Severe anaemia is associated with high in-hospital mortality among young children. In malaria-endemic areas, surviving children also have an increased risk of mortality or readmission after hospital ...discharge. We conducted a systematic review and individual patient data meta-analysis to determine the efficacy of monthly post-discharge malaria chemoprevention in children recovering from severe anaemia.
This analysis was conducted according to PRISMA-IPD guidelines. We searched multiple databases on Aug 28, 2023, without date or language restrictions, for randomised controlled trials comparing monthly post-discharge malaria chemoprevention with placebo or standard of care among children (aged <15 years) admitted with severe anaemia in malaria-endemic Africa. Trials using daily or weekly malaria prophylaxis were not eligible. The investigators from all eligible trials shared pseudonymised datasets, which were standardised and merged for analysis. The primary outcome was all-cause mortality during the intervention period. Analyses were performed in the modified intention-to-treat population, including all randomly assigned participants who contributed to the endpoint. Fixed-effects two-stage meta-analysis of risk ratios (RRs) was used to generate pooled effect estimates for mortality. Recurrent time-to-event data (readmissions or clinic visits) were analysed using one-stage mixed-effects Prentice-Williams-Peterson total-time models to obtain hazard ratios (HRs). This study is registered with PROSPERO, CRD42022308791.
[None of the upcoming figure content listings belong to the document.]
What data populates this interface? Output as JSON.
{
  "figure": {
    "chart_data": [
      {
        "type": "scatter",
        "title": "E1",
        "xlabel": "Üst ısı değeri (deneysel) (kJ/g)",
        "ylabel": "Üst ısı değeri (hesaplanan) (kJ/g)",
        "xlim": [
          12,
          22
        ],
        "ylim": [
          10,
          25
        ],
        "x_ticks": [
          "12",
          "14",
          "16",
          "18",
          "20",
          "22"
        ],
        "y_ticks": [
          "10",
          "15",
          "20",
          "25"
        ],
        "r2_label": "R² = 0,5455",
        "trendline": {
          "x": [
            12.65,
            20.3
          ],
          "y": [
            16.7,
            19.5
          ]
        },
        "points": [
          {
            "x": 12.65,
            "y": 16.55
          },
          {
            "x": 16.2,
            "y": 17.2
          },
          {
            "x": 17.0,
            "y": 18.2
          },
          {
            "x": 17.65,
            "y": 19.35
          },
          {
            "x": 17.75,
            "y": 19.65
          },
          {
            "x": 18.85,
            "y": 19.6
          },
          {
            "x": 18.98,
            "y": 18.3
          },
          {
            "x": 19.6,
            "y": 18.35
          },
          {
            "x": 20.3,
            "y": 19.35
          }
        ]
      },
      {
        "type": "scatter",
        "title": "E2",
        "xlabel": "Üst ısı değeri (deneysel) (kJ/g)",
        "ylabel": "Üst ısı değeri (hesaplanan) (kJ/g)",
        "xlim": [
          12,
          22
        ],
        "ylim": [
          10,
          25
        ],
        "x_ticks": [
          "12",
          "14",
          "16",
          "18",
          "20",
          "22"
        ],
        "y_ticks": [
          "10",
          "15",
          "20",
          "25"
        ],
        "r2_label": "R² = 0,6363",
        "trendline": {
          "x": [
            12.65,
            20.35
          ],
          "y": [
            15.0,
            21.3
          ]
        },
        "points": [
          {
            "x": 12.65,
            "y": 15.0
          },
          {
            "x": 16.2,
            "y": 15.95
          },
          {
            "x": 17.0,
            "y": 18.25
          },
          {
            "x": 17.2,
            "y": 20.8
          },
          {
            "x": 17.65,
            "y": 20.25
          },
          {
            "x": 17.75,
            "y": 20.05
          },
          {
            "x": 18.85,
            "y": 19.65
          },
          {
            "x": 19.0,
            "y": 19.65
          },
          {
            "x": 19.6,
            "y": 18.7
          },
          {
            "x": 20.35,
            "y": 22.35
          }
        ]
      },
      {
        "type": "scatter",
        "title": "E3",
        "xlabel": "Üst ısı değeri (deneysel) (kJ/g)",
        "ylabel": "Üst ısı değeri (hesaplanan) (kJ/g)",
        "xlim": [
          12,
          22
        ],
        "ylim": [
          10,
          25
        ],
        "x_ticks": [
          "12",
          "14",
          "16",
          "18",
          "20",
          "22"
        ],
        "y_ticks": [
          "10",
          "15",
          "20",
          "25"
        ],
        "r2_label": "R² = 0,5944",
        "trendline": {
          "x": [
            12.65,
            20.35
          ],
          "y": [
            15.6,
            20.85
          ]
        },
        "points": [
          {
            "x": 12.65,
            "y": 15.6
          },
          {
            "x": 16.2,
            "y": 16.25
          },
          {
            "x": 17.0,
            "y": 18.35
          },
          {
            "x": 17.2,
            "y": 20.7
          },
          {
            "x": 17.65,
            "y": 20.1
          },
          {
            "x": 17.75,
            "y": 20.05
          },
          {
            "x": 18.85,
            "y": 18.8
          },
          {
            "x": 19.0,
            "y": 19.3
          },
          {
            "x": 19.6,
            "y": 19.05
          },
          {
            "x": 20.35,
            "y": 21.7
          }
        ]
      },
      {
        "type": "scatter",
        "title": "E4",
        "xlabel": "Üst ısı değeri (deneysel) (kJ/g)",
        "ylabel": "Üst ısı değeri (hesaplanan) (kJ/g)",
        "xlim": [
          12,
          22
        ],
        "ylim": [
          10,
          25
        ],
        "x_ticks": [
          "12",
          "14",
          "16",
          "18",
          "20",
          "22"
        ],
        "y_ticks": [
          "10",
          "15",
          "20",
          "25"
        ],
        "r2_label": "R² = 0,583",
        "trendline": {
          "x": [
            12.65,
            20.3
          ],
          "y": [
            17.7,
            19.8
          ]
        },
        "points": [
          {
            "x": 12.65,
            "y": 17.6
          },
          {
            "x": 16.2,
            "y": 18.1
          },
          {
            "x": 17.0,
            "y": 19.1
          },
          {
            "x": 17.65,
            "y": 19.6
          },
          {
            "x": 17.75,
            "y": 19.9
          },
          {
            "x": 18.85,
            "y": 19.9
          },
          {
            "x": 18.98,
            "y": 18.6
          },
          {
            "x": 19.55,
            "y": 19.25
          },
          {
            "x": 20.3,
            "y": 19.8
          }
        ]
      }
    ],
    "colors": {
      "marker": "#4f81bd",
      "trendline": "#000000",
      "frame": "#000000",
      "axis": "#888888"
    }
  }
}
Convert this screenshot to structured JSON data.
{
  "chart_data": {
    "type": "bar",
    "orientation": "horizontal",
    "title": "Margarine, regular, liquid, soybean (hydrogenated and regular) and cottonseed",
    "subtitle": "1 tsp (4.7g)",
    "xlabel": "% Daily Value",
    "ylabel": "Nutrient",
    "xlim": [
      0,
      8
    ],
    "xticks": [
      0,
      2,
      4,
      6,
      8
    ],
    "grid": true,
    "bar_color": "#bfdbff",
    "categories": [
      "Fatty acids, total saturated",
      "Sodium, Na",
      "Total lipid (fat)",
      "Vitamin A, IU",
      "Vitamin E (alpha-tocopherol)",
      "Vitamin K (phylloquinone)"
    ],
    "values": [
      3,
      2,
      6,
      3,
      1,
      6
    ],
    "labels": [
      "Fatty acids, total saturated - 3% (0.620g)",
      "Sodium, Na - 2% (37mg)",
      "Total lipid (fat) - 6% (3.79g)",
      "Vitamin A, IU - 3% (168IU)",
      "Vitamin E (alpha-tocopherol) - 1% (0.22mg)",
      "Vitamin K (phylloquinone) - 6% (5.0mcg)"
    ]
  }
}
Our search identified 91 articles, of which 78 were excluded by title and abstract, and a further ten did not meet eligibility criteria. Three double-blind, placebo-controlled trials, including 3663 children with severe anaemia, were included in the systematic review and meta-analysis; 3507 (95·7%) contributed to the modified intention-to-treat analysis. Participants received monthly sulfadoxine-pyrimethamine until the end of the malaria transmission season (mean 3·1 courses per child range 1-6; n=1085; The Gambia), monthly artemether-lumefantrine given at the end of weeks 4 and 8 post discharge (n=1373; Malawi), or monthly dihydroartemisinin-piperaquine given at the end of weeks 2, 6, and 10 post discharge (n=1049; Uganda and Kenya). During the intervention period, post-discharge malaria chemoprevention was associated with a 77% reduction in mortality (RR 0·23 95% CI 0·08-0·70, p=0·0094, I
=0%) and a 55% reduction in all-cause readmissions (HR 0·45 95% CI 0·36-0·56, p<0·0001) compared with placebo. The protective effect was restricted to the intervention period and was not sustained after the direct pharmacodynamic effect of the drugs had waned. The small number of trials limited our ability to assess heterogeneity, its sources, and publication bias.
In malaria-endemic Africa, post-discharge malaria chemoprevention reduces mortality and readmissions in recently discharged children recovering from severe anaemia. Post-discharge malaria chemoprevention could be a valuable strategy for the management of this group at high risk. Future research should focus on methods of delivery, options to prolong the protection duration, other hospitalised groups at high risk, and interventions targeting non-malarial causes of post-discharge morbidity.
The Research-Council of Norway and the Bill-&-Melinda-Gates-Foundation through the Worldwide-Antimalarial-Research-Network.